1. A device for sputtering at least one selected material onto a substrate and bringing about a reaction of this material, the device comprising a vacuum chamber, in which a substrate holder is arranged, at least one magnetron sputtering mechanism, which is arranged in a workstation close to the substrate holder and which has a target of the selected material which is suitable for producing a first plasma for sputtering at least one material onto the substrate, as well as a secondary plasma mechanism for producing a secondary plasma, which is arranged in the workstation close to the magnetron sputtering mechanism (15) and close to the substrate holder, the sputtering mechanism and the secondary plasma mechanism forming a sputtering zone and an activation zone, wherein at least two electromagnets and/or radially magnetized toric magnets as well as at least one magnetic multipole, which is formed from a plurality of permanent magnets, are arranged to produce magnetic fields to include the secondary plasma.

2. A device as claimed in claim 1, wherein the substrate holder is a drum and in that at least one electromagnet and/or one radially magnetized toric magnet is arranged inside the drum.

3. A device as claimed in claim 1, wherein all the magnets arranged to produce the magnetic fields are arranged outside the vacuum chamber.

4. A device as claimed in claim 1, wherein all the magnets arranged to produce the magnetic fields are arranged inside the vacuum chamber.

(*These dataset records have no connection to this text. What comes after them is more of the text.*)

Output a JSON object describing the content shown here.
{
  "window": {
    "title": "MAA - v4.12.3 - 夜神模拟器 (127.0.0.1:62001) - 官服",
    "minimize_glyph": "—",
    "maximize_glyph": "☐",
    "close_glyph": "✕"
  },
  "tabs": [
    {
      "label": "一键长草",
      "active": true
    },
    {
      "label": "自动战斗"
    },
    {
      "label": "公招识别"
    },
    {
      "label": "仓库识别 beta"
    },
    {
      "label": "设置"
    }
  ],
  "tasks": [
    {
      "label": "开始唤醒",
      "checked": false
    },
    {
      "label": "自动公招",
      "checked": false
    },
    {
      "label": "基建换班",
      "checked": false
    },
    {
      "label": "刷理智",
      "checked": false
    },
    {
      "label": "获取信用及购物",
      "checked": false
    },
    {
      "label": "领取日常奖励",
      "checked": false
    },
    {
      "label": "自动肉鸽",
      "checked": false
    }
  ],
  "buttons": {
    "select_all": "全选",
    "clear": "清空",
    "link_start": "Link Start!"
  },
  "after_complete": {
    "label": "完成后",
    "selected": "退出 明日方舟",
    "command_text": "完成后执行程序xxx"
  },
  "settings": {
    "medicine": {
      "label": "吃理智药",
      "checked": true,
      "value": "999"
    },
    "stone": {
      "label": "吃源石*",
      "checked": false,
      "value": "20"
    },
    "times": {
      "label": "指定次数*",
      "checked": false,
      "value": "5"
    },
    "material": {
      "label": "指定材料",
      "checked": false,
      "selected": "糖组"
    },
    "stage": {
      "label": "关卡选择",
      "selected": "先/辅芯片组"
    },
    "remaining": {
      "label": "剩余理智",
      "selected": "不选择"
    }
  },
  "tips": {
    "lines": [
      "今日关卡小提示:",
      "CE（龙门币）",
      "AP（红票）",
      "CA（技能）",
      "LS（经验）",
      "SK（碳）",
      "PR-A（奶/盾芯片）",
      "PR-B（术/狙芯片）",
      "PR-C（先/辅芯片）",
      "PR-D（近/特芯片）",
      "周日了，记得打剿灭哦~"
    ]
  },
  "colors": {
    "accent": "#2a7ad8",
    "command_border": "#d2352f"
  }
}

5. A device as claimed in claim 1, wherein at least one electromagnet for producing a magnetic alternating field is connected to an alternating voltage source.

6. A device as claimed in claim 1, wherein at least one electromagnet for producing a constant magnetic field is connected to a direct voltage source.

7. A device as claimed in claim 1, wherein at least one electromagnet is operated in such a way that a superimposed constant and alternating field is produced.

8. A device as claimed in claim 1, wherein the secondary plasma mechanism is a microwave generator.

9. A device as claimed in claim 8, wherein the microwave generator is set up to produce a pulsed microwave.

10. A device as claimed in claim 8, wherein the maximum magnetic flux density of the magnetic fields produced by the arranged magnets corresponds at least to the necessary magnetic flux density matched to the microwave frequency used to produce electron cyclotron resonance (ECR).

11. A device as claimed in claim 1, wherein a potential is applied at the substrate holder, which is different from the potential of the vacuum chamber.

12. A device as claimed in claim 1 wherein the secondary plasma brings about a reaction to convert the selected material into an oxide, nitride, carbide, hydride, sulfide, oxynitride or mixtures thereof.

13. A device as claimed in claim 1 wherein the secondary plasma is an oxygen-rich plasma and in that the reaction brought about is an oxidation.

14. A method for coating a substrate, in which firstly material is deposited on a substrate by means of a sputtering process and the deposited material then reacts in a plasma, which contains the necessary reactive species, to form a compound, wherein the plasma density and the degree of ionization of the plasma are increased with the aid of magnetic fields, which are produced by at least two electromagnets and/or radially magnetized toric magnets as well as at least one magnetic multipole, which is formed from a plurality of permanent magnets.

15. A method as claimed in claim 14, wherein the maximum magnetic flux density of the magnetic fields produced by the arranged magnets corresponds at least to the necessary magnetic flux density matched to the microwave frequency used, to produce electron cyclotron resonance (ECR).